British chancellor Kwasi Kwarteng has said he has accepted British prime minister Liz Truss’s request he “stand aside”.
Mr Kwarteng flew back early from International Monetary Fund (IMF) talks in Washington on Friday to be informed of his fate in a brief meeting with Ms Truss, it was reported.
Ms Truss will stage a press conference in Downing Street later in which she is expected to announce major changes to Mr Kwarteng’s mini-budget.
Downing Street has since confirmed former British foreign secretary Jeremy Hunt has been appointed to Mr Kwarteng's vacated role.
In his letter to Ms Truss, which he shared on Twitter, Mr Kwarteng wrote: “Dear Prime Minster. You have asked me to stand aside as your Chancellor. I have accepted.
— Kwasi Kwarteng (@KwasiKwarteng) October 14, 2022
“When you asked me to serve as your Chancellor, I did so in full knowledge that the situation we faced was incredibly difficult, with rising global interest rates and energy prices. However, your vision of optimism, growth and change was right.
“The economic environment has changed rapidly since we set out the Growth Plan on 23 September. It is important now as we move forward to emphasise your government’s commitment to fiscal discipline. The Medium-Term Fiscal Plan is crucial to this end, and I look forward to supporting you and my successor to achieve that from the backbenches.”
Earlier, Mr Kwarteng left Downing Street after accepting Ms Truss’ request that he stand down as chancellor, waving to reporters as he left via the front entrance of Number 11 before getting in a car.

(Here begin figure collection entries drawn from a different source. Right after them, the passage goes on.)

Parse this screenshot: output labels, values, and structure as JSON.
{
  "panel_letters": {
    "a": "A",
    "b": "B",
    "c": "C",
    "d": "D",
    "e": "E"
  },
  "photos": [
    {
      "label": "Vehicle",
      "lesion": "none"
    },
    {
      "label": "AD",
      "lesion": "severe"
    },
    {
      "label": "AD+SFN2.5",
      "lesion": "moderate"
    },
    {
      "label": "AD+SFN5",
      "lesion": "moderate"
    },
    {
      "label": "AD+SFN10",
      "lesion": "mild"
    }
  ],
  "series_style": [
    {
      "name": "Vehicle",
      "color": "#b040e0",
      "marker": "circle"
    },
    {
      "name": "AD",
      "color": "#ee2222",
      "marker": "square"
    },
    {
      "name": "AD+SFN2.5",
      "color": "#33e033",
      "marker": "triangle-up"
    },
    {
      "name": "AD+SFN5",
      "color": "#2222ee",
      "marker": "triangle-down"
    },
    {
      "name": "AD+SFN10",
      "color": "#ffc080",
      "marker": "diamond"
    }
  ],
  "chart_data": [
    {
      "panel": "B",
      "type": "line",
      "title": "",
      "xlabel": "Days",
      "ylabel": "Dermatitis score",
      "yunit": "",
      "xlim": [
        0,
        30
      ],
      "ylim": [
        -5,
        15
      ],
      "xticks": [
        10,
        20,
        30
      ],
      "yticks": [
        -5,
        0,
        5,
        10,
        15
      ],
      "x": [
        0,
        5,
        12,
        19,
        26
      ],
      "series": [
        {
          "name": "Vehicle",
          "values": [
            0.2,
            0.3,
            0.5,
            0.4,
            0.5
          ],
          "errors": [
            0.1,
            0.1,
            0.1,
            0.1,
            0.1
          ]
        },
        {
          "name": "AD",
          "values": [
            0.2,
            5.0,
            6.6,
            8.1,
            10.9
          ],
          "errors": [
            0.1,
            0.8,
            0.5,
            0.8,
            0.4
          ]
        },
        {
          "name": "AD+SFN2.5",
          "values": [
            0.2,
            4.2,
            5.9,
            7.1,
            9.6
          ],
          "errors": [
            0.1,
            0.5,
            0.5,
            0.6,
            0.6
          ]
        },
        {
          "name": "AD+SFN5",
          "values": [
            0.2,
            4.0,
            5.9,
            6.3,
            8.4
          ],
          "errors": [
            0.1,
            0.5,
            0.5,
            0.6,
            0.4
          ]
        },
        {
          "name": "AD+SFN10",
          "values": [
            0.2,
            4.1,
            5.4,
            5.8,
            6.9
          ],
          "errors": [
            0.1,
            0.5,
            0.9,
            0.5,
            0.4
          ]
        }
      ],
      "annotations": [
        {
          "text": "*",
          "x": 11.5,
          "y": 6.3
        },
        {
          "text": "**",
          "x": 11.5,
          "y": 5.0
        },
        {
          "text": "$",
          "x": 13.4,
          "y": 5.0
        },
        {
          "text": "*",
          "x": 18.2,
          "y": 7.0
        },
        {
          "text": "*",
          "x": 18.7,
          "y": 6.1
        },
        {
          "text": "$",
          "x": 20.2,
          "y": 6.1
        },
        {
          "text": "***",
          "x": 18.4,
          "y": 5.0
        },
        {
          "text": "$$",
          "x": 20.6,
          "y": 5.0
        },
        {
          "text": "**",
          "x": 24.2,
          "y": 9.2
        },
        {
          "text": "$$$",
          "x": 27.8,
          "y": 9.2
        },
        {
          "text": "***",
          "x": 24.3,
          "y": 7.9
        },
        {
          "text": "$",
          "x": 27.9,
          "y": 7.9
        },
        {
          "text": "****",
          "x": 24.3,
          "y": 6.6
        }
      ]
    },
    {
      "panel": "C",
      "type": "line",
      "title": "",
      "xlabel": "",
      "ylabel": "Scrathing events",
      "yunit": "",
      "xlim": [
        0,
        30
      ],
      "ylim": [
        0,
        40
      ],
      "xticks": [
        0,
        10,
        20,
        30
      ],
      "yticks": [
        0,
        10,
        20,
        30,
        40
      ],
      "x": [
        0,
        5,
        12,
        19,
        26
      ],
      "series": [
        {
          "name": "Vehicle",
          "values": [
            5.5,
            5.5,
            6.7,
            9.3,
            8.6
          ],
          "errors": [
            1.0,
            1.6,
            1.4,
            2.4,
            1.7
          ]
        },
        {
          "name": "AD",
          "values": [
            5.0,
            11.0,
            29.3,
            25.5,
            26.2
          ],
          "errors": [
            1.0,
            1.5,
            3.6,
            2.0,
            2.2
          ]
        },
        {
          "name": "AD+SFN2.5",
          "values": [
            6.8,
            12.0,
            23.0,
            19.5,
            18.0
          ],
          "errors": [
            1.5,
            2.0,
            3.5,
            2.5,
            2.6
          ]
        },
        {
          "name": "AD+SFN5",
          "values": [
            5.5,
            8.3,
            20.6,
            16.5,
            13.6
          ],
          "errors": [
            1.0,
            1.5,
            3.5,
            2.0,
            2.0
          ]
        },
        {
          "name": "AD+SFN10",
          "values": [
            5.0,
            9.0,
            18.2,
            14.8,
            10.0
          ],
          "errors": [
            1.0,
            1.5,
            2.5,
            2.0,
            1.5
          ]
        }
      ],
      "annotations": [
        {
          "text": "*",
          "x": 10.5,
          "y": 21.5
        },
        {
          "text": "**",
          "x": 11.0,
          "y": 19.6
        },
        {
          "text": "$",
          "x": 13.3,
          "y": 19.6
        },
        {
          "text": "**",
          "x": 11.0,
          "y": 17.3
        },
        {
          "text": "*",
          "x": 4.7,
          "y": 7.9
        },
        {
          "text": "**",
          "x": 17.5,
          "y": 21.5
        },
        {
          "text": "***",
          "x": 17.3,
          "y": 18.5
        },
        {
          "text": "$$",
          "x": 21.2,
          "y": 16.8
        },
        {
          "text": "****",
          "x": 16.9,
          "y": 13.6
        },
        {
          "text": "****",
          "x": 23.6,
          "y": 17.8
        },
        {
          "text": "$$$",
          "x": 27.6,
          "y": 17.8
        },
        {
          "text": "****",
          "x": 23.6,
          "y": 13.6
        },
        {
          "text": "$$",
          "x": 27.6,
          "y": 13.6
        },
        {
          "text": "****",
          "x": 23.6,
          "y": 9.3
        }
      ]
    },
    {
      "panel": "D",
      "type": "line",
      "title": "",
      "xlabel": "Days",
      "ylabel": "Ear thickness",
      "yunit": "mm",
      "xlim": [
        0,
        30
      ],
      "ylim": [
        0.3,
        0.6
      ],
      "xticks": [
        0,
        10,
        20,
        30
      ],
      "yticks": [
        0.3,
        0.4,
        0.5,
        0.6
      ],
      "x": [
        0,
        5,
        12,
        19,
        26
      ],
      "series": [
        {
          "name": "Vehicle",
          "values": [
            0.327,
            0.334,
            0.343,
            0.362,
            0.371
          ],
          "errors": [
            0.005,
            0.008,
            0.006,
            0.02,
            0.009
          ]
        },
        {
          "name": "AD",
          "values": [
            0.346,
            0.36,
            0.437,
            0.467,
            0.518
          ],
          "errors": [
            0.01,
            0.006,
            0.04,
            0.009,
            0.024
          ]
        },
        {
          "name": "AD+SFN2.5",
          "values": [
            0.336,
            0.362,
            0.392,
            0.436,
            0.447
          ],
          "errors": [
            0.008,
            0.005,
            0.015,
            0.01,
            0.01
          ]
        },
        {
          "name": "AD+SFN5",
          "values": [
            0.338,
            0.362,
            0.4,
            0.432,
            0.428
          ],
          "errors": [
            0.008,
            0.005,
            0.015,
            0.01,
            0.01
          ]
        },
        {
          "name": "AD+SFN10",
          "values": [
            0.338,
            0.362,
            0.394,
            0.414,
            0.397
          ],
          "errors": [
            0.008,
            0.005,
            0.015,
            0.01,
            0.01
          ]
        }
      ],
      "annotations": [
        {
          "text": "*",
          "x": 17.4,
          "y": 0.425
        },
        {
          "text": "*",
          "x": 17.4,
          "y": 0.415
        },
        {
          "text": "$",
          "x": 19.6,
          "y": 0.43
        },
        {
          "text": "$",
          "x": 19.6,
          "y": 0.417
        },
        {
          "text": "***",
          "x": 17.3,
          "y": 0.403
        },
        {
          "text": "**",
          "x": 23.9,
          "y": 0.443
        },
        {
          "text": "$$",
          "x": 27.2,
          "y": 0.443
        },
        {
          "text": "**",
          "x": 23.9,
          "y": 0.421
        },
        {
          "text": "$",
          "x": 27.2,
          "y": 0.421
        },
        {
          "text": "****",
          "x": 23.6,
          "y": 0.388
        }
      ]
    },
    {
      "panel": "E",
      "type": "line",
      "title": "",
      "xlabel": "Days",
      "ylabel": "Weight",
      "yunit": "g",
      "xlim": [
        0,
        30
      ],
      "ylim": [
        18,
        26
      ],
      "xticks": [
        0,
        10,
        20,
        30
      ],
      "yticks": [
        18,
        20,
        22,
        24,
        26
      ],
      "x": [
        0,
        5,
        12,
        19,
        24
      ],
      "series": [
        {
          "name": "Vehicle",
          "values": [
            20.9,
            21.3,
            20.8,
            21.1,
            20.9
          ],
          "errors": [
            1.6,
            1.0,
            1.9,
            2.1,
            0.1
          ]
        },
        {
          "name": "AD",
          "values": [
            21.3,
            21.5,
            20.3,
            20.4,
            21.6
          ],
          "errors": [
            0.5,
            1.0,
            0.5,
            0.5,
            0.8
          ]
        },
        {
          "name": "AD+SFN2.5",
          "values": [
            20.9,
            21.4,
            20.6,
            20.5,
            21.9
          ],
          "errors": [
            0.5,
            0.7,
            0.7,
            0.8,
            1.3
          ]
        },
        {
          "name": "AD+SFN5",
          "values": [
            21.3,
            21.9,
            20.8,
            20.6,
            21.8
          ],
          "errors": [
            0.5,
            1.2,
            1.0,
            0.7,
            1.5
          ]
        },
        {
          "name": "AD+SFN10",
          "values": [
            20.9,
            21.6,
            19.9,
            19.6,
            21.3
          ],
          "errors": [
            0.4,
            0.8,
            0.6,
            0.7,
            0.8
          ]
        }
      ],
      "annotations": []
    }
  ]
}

During his time in the US, Mr Kwarteng had been told by the head of the IMF of the importance of "policy coherence", underlining how far Britain's reputation for sound economic management and institutional stability had fallen.

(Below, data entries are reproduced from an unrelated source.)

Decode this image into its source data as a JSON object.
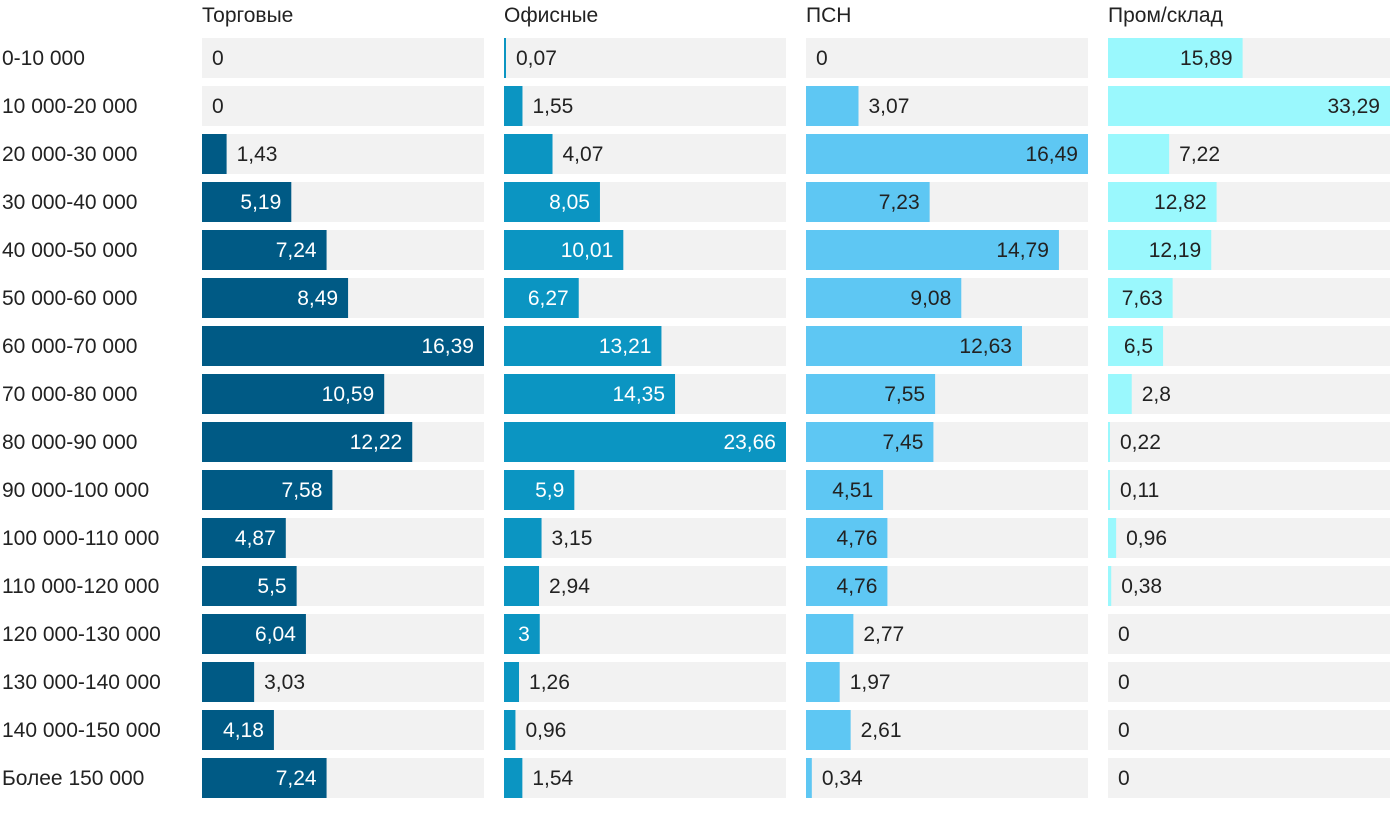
{
  "chart_data": {
    "type": "bar",
    "orientation": "horizontal",
    "categories": [
      "0-10 000",
      "10 000-20 000",
      "20 000-30 000",
      "30 000-40 000",
      "40 000-50 000",
      "50 000-60 000",
      "60 000-70 000",
      "70 000-80 000",
      "80 000-90 000",
      "90 000-100 000",
      "100 000-110 000",
      "110 000-120 000",
      "120 000-130 000",
      "130 000-140 000",
      "140 000-150 000",
      "Более 150 000"
    ],
    "series": [
      {
        "name": "Торговые",
        "color": "#005a85",
        "values": [
          0,
          0,
          1.43,
          5.19,
          7.24,
          8.49,
          16.39,
          10.59,
          12.22,
          7.58,
          4.87,
          5.5,
          6.04,
          3.03,
          4.18,
          7.24
        ]
      },
      {
        "name": "Офисные",
        "color": "#0b95c2",
        "values": [
          0.07,
          1.55,
          4.07,
          8.05,
          10.01,
          6.27,
          13.21,
          14.35,
          23.66,
          5.9,
          3.15,
          2.94,
          3,
          1.26,
          0.96,
          1.54
        ]
      },
      {
        "name": "ПСН",
        "color": "#5ec7f3",
        "values": [
          0,
          3.07,
          16.49,
          7.23,
          14.79,
          9.08,
          12.63,
          7.55,
          7.45,
          4.51,
          4.76,
          4.76,
          2.77,
          1.97,
          2.61,
          0.34
        ]
      },
      {
        "name": "Пром/склад",
        "color": "#9af8fd",
        "values": [
          15.89,
          33.29,
          7.22,
          12.82,
          12.19,
          7.63,
          6.5,
          2.8,
          0.22,
          0.11,
          0.96,
          0.38,
          0,
          0,
          0,
          0
        ]
      }
    ],
    "panel_max": [
      16.39,
      23.66,
      16.49,
      33.29
    ],
    "decimal_separator": ","
  }
}
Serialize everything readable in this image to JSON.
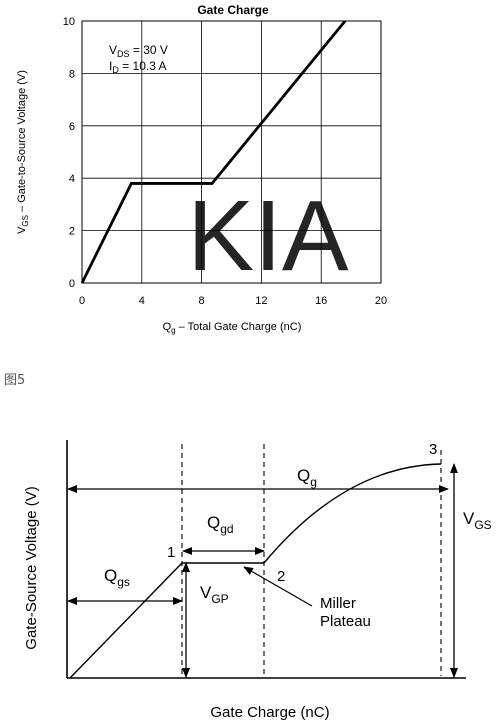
{
  "chart_data": [
    {
      "type": "line",
      "title": "Gate Charge",
      "xlabel_main": "Q",
      "xlabel_sub": "g",
      "xlabel_rest": "  –  Total Gate Charge (nC)",
      "ylabel_main": "V",
      "ylabel_sub": "GS",
      "ylabel_rest": "  –  Gate-to-Source Voltage (V)",
      "xlim": [
        0,
        20
      ],
      "ylim": [
        0,
        10
      ],
      "x_ticks": [
        "0",
        "4",
        "8",
        "12",
        "16",
        "20"
      ],
      "y_ticks": [
        "0",
        "2",
        "4",
        "6",
        "8",
        "10"
      ],
      "grid": true,
      "annotation_vds_main": "V",
      "annotation_vds_sub": "DS",
      "annotation_vds_rest": " = 30 V",
      "annotation_id_main": "I",
      "annotation_id_sub": "D",
      "annotation_id_rest": " = 10.3 A",
      "series": [
        {
          "x": [
            0,
            3.3,
            8.7,
            17.6
          ],
          "y": [
            0,
            3.8,
            3.8,
            10
          ]
        }
      ]
    },
    {
      "type": "line",
      "xlabel": "Gate Charge (nC)",
      "ylabel": "Gate-Source Voltage (V)",
      "point_labels": [
        "1",
        "2",
        "3"
      ],
      "annotations": {
        "qg_main": "Q",
        "qg_sub": "g",
        "qgd_main": "Q",
        "qgd_sub": "gd",
        "qgs_main": "Q",
        "qgs_sub": "gs",
        "vgp_main": "V",
        "vgp_sub": "GP",
        "vgs_main": "V",
        "vgs_sub": "GS",
        "miller_line1": "Miller",
        "miller_line2": "Plateau"
      },
      "points_norm": [
        [
          0,
          0
        ],
        [
          0.31,
          0.5
        ],
        [
          0.53,
          0.5
        ],
        [
          1,
          1
        ]
      ]
    }
  ],
  "watermark": "KIA",
  "figure_label": "图5",
  "colors": {
    "watermark": "#f08a8a",
    "line": "#000000",
    "grid": "#000000"
  }
}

Meanwhile in Westminster, Ms Truss was trying to find agreement with her cabinet ministers on a way to preserve her push for growth while also reassuring the markets and working out which of the measures could be supported by her lawmakers in parliament.
Earlier, a minister in the trade department, Greg Hands, had said people wanting details on the budget would have to wait until October 31st when Mr Kwarteng was due to set out his full plan alongside independent forecasts that will show the cost of the tax cuts to the public finances and whether they will boost economic growth.

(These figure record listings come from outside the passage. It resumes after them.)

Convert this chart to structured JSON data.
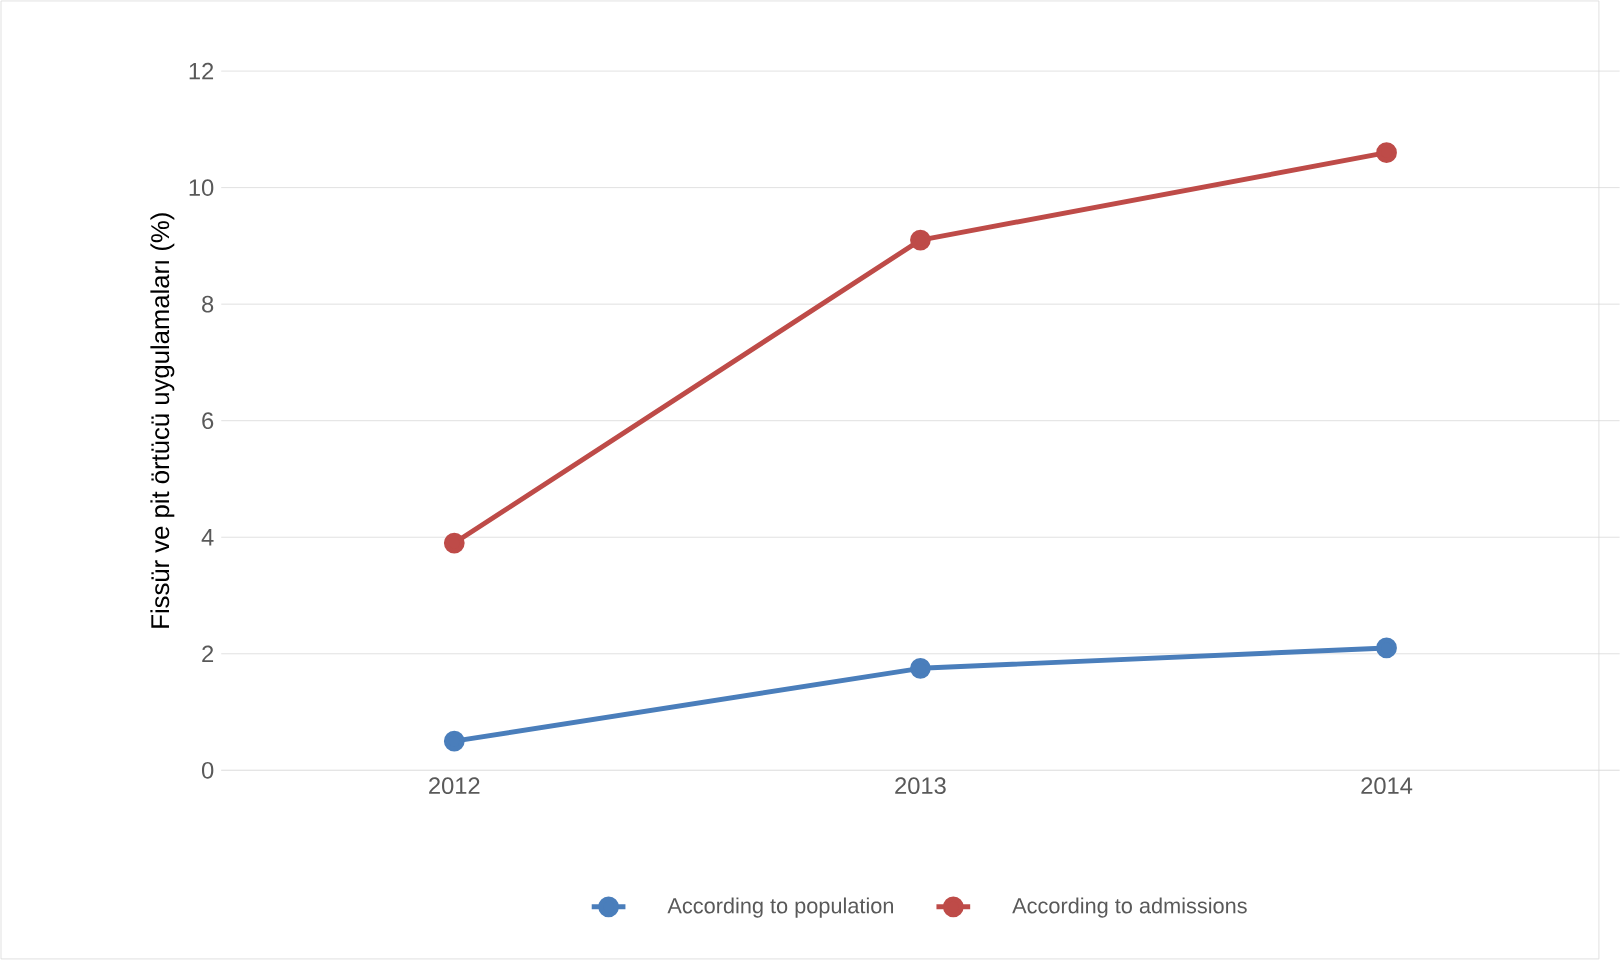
{
  "chart_data": {
    "type": "line",
    "ylabel": "Fissür ve pit örtücü uygulamaları (%)",
    "categories": [
      "2012",
      "2013",
      "2014"
    ],
    "series": [
      {
        "name": "According to population",
        "color": "#4a7ebb",
        "values": [
          0.5,
          1.75,
          2.1
        ]
      },
      {
        "name": "According to admissions",
        "color": "#be4b48",
        "values": [
          3.9,
          9.1,
          10.6
        ]
      }
    ],
    "ylim": [
      0,
      12
    ],
    "yticks": [
      0,
      2,
      4,
      6,
      8,
      10,
      12
    ],
    "grid": "y",
    "legend": "bottom",
    "marker": "circle",
    "line_style": "solid"
  }
}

Critics of the government had said that wait was unacceptable.
Rupert Harrison, a portfolio manager at Blackrock and once an adviser to former British chancellor George Osborne, said markets have now almost fully priced in a U-turn.
"(That) means if the U-turn doesn't come markets will react badly," he said on Twitter.
A Conservative Party lawmaker, who asked not to be named, said Ms Truss's economic policy had caused so much damage that investors may demand even deeper cuts to public spending as the price for their support.
"Everything's possible at the moment," said the lawmaker, who backed former chancellor Rishi Sunak in the leadership race. "Problem is the markets have lost trust in the Conservative Party – and who can blame them?"
Another lawmaker told Reuters earlier this week that Ms Truss needed to appreciate that there was not a huge amount of enthusiasm for her at the moment.
According to a source close to the prime minister, Ms Truss is now in "listening mode" and inviting lawmakers to speak to her team about their concerns to gauge which parts of the programme they would support in parliament.
Credit Suisse economist Sonali Punhani said markets needed to see a credible fiscal plan, with the government needing to find around £60 billion through tax cut U-turns and further spending cuts.
"It would be challenging to deliver the scale of these cuts, but for them to be credible, these need to be delivered sooner rather than in the latter part of the forecast," Ms Punhani said.
One policy that is expected to be reversed is their plan to hold corporation tax rates at 19 per cent. That had formed a key part of their package after Mr Sunak proposed increasing it to 25 per cent when he was chancellor under Truss's predecessor Boris Johnson.
That could save £18.7 billion by 2026/27.